Clinical Pearl: A family history with multiple members across generations with CRC, or with related cancers like uterine and ovarian, should be a major red flag for Lynch Syndrome and prompt a referral to genetics and gastroenterology.
At-a-Glance Summary
| Risk Category | Key Definition | Recommended Screening |
| Average Risk | Age ≥45, no major risk factors | Start at 45. Colonoscopy every 10 years OR stool test annually/triennially. |
| Increased Risk | Personal/strong family history (CRC/polyps <60) | Start at 40 (or 10 yrs before youngest case). Colonoscopy every 3-5 years. |
| High Risk | Lynch Syndrome, FAP | Start in teens/20s. Colonoscopy every 1-2 years. Refer to specialist. |
The Indian Context: A Practical Approach
While the above guidelines represent the gold standard in many Western countries, we must adapt them to the realities of practicing in India.
Current Status of Screening in India:
As of 2025, India does not have a national, population-based screening program for colorectal cancer. The consensus from bodies like the Indian Society of Gastroenterology (ISG) leans towards opportunistic screening rather than a mass, government-led initiative. This places the responsibility squarely on us, as clinicians, to identify appropriate candidates during their routine visits.
Why Can’t We Directly Follow Western Guidelines?
- Resource and Infrastructure Constraints: The number of trained gastroenterologists and endoscopy suites per capita is extremely low, especially outside of major metropolitan centres. A population-wide, colonoscopy-based screening program starting at age 45 is not currently feasible.
- Cost and Accessibility: A colonoscopy is a significant out-of-pocket expense for a majority of the population. The accessibility and affordability of simpler tests like FIT are far greater.
- Epidemiological Differences: While the incidence of CRC is rising in India, it remains lower than in the West. However, evidence suggests that a significant proportion of Indian patients are diagnosed at a younger age (often below 50) and at more advanced stages. This creates a paradox: while mass screening is not yet cost-effective, a significant number of younger, symptomatic patients are falling through the cracks.
A Pragmatic Screening Consensus for India:
- For Increased and High-Risk Individuals: The guidelines are universal. These patients must be identified and managed aggressively with colonoscopy as described in Category 2 and 3. Your role in taking a detailed family history is paramount.
- For Average-Risk Individuals:
- The consensus is to begin the screening conversation at age 45-50.

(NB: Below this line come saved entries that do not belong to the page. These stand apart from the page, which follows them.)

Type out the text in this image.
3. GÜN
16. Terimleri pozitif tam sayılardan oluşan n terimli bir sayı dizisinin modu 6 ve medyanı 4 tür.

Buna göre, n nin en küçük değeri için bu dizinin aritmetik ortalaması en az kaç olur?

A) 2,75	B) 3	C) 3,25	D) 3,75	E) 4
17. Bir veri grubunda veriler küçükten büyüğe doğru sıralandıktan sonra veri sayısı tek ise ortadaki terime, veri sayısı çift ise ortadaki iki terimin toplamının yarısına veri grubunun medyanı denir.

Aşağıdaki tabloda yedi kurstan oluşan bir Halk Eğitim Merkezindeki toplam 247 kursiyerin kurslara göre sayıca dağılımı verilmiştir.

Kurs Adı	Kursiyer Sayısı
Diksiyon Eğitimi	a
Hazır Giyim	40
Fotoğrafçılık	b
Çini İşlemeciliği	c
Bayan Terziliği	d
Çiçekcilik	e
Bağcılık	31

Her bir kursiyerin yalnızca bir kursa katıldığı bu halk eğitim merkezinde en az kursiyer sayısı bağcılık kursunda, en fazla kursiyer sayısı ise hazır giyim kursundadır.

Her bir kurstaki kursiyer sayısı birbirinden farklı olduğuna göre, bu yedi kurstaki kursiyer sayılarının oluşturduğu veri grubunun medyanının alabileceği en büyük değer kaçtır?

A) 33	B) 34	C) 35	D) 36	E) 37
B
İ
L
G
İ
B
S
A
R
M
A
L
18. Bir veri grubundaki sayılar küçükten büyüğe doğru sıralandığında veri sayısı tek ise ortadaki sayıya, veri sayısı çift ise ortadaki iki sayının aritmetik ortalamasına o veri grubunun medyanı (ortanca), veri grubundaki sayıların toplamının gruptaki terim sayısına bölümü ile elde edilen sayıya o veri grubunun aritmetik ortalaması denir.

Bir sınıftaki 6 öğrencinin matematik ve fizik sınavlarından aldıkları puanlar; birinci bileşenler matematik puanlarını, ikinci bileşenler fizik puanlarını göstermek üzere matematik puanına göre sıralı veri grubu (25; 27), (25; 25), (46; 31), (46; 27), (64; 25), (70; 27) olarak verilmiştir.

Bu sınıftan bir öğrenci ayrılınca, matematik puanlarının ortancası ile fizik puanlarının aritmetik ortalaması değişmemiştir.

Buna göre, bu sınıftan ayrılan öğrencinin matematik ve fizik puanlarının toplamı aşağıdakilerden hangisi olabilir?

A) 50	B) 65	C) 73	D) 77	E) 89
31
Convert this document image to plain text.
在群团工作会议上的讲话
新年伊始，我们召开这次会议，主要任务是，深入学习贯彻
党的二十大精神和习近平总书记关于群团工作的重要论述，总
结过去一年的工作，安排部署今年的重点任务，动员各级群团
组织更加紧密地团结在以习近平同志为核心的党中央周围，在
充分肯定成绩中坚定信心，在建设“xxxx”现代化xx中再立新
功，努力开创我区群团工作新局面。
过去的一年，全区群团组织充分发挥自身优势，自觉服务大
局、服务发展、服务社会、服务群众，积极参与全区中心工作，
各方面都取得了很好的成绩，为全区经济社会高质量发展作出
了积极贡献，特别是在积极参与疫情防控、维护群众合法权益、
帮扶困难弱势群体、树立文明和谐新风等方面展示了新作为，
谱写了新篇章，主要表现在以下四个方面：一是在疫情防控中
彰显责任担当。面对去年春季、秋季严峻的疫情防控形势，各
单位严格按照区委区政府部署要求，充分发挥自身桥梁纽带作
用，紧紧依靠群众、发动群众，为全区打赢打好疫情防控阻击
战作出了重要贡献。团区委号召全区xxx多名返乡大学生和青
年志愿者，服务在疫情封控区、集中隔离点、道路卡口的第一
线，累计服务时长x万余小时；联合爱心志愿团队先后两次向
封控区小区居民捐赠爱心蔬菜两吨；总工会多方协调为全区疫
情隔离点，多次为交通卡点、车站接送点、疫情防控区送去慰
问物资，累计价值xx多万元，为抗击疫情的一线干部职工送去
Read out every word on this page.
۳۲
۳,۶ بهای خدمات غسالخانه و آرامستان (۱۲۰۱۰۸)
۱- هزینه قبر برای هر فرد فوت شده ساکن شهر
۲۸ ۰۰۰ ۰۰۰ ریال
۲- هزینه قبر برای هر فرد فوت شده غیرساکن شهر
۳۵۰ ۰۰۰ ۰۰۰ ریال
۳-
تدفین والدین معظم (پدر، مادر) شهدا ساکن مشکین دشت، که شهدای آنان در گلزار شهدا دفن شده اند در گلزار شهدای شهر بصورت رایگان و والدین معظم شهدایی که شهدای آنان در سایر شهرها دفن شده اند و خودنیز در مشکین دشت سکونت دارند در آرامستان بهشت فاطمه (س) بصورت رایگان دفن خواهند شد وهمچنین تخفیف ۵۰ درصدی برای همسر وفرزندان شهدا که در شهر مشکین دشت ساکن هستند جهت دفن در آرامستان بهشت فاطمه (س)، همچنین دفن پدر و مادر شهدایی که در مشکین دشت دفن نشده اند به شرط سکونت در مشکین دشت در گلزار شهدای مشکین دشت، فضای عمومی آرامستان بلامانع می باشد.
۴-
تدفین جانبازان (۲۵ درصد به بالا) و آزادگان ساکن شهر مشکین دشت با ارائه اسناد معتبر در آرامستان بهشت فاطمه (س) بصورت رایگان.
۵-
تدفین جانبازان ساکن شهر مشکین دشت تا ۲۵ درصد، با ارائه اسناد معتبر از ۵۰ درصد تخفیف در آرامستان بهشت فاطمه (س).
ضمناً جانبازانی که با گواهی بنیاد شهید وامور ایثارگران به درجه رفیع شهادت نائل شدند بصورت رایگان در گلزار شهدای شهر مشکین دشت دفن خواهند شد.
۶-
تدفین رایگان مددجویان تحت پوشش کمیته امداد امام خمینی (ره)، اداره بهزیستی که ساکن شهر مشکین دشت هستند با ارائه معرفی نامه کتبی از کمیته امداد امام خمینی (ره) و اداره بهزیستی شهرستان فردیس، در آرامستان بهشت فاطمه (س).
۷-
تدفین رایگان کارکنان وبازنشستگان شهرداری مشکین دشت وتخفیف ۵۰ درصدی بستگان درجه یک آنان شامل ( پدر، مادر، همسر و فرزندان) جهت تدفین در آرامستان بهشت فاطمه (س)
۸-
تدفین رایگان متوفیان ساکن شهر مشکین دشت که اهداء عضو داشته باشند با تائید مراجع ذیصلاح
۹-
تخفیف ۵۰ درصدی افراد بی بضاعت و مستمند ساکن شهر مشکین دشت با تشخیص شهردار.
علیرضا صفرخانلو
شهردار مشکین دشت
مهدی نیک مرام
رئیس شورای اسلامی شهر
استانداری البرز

- Given the barriers to colonoscopy, an annual FIT test is an excellent and practical first-line screening tool. It is inexpensive and widely available.
- Emphasize that a positive FIT is not a diagnosis but a trigger for a mandatory colonoscopy. This follow-through is crucial.
- Colonoscopy can be offered as a primary option for those who can afford it and have access, with the interval extended to 10 years if negative.
The Bottom Line
Our approach to colorectal cancer screening has become more precise. By categorizing every adult patient into one of these three tiers, we can move beyond a simple age-based recommendation. In the Indian context, this means aggressively pursuing colonoscopy for high-risk individuals while championing pragmatic, opportunistic screening with tools like FIT for the average-risk population. A few targeted questions about personal and family history can ensure our patients receive the personalized screening strategy they need—a strategy that can be the difference between early detection and advanced disease.